Systematic Bias in Large Language Models: Discrepant Response Patterns in Binary vs. Continuous Judgment Tasks

TL;DR

The study shows that how a task asks for a response can systematically bias LLM judgments, with binary formats pushing toward negative or oppositional outcomes compared with continuous scales. It uses two tasks—value judgments and sentiment analysis—across multiple open-source and commercial LLMs, employing deterministic prompts and simulated human profiles, and analyzes the data with hierarchical Bayesian regression. The main finding is a robust negative bias in binary responses (e.g., reduced probabilities of positive judgments), while continuous judgments better track human references, though label mappings can still induce biases. These results highlight the critical role of task design in LLM-supported decision making and suggest practical mitigations such as calibration, post hoc adjustments, and careful prompt design to improve reliability in sensitive domains.

Abstract

Large Language Models (LLMs) are increasingly used in tasks such as psychological text analysis and decision-making in automated workflows. However, their reliability remains a concern due to potential biases inherited from their training process. In this study, we examine how different response format: binary versus continuous, may systematically influence LLMs' judgments. In a value statement judgments task and a text sentiment analysis task, we prompted LLMs to simulate human responses and tested both formats across several models, including both open-source and commercial models. Our findings revealed a consistent negative bias: LLMs were more likely to deliver "negative" judgments in binary formats compared to continuous ones. Control experiments further revealed that this pattern holds across both tasks. Our results highlight the importance of considering response format when applying LLMs to decision tasks, as small changes in task design can introduce systematic biases.
Paper Structure (20 sections, 4 equations, 4 figures, 1 table)

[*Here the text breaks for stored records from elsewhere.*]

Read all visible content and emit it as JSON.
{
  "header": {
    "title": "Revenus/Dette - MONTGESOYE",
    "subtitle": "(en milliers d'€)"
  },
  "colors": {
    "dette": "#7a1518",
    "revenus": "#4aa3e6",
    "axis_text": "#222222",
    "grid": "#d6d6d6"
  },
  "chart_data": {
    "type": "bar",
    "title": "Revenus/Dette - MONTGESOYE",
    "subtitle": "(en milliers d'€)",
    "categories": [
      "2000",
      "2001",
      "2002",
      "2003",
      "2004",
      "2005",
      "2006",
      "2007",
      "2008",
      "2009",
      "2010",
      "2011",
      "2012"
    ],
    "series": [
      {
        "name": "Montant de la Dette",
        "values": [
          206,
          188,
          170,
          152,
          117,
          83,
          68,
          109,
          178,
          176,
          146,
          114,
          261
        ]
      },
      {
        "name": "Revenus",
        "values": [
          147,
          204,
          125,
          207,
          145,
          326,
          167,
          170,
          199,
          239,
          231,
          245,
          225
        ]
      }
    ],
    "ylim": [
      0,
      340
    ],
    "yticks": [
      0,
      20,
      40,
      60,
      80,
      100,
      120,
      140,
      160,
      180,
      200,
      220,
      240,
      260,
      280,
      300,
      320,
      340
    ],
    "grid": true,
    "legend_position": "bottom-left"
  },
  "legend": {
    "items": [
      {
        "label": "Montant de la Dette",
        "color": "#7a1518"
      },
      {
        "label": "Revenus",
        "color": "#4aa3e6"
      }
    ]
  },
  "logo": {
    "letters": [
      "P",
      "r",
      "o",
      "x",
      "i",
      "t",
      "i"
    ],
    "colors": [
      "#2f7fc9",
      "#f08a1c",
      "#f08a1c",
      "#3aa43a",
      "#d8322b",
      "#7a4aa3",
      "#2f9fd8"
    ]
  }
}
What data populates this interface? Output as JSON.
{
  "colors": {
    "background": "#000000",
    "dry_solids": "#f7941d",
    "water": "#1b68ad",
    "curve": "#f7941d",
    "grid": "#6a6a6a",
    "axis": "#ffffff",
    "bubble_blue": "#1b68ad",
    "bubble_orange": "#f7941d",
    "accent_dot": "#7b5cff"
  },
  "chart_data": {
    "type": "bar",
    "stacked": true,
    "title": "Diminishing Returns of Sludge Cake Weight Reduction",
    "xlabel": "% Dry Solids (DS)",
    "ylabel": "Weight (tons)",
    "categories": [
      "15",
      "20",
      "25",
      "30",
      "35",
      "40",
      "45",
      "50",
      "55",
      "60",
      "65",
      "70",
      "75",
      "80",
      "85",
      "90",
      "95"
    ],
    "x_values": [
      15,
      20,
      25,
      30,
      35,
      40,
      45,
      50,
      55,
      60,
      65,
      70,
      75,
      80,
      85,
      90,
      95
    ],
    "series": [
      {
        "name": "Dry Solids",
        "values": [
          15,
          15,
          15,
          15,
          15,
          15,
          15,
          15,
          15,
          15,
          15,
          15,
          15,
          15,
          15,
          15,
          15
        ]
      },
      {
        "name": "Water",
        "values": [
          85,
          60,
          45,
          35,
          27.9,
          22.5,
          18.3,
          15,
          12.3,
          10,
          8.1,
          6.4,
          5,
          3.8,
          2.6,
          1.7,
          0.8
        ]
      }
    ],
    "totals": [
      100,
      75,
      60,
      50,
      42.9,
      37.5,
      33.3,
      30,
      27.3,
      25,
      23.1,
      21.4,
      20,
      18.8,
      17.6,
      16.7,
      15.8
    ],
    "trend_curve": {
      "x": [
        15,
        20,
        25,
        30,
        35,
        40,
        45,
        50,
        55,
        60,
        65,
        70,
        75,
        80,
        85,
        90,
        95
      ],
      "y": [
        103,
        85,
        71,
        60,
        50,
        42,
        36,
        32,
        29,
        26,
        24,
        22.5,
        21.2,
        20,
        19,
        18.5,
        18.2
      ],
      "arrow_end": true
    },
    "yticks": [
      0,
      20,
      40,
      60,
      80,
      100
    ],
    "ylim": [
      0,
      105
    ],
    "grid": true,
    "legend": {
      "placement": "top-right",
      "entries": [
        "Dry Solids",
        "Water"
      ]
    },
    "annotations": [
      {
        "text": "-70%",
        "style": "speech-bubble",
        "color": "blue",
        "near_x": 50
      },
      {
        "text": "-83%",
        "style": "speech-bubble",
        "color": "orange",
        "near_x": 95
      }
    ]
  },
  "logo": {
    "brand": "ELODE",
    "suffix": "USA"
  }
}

This paper contains 20 sections, 4 equations, 4 figures, 1 table.

Figures (4)

  • Figure 1: Behavior results of value judgment. (A) Judgment curve of continuous vs. binary responses. LLMs are plotted in different columns. Dark solid lines represents Support: Yes condition, while lighter solid and dashed lines represent the two control conditions, Support: 1 and Support: 0. (B) Proportion of the Support category. Points are jittered for visualization. Error bars represents 95% CI. Llama-3.3-70b is short for Llama-3.3-70b-instruct, and Qwen-2.5-72b stands for Qwen-2.5-72b-instruct.
  • Figure 2: Fitted response bias for LLMs. All models show a bias opposing the statements. Colored dots represent results for each LLM, while the black dot indicates the mean bias across all models. Error bars stands for 95% HDI.
  • Figure 3: Comparison of LLM's responses under different conditions and human judgments in the sentiment analysis tasks. (A) Proportion of Positive category in continuous and binary judgments. Horizontal lines represent human results. Error bar stands for 95% CI. (B) Relationship of human and LLMs continuous judgments. (C) Judgment curve of human judgments vs. LLM binary responses in different conditions, 'Baseline' (solid black line, K or L means Positive), 'Positive: Yes' (solid line, Yes means Positive), 'Positive: No' (dashed line, No means Positive).
  • Figure 4: Fitted response bias in sentiment analysis. (A) All models show a bias for negative responses. (B) A bias toward "No". Colored dots represent results for each LLM, while the black dot indicates the mean bias across all models. Error bars stands for 95% HDI.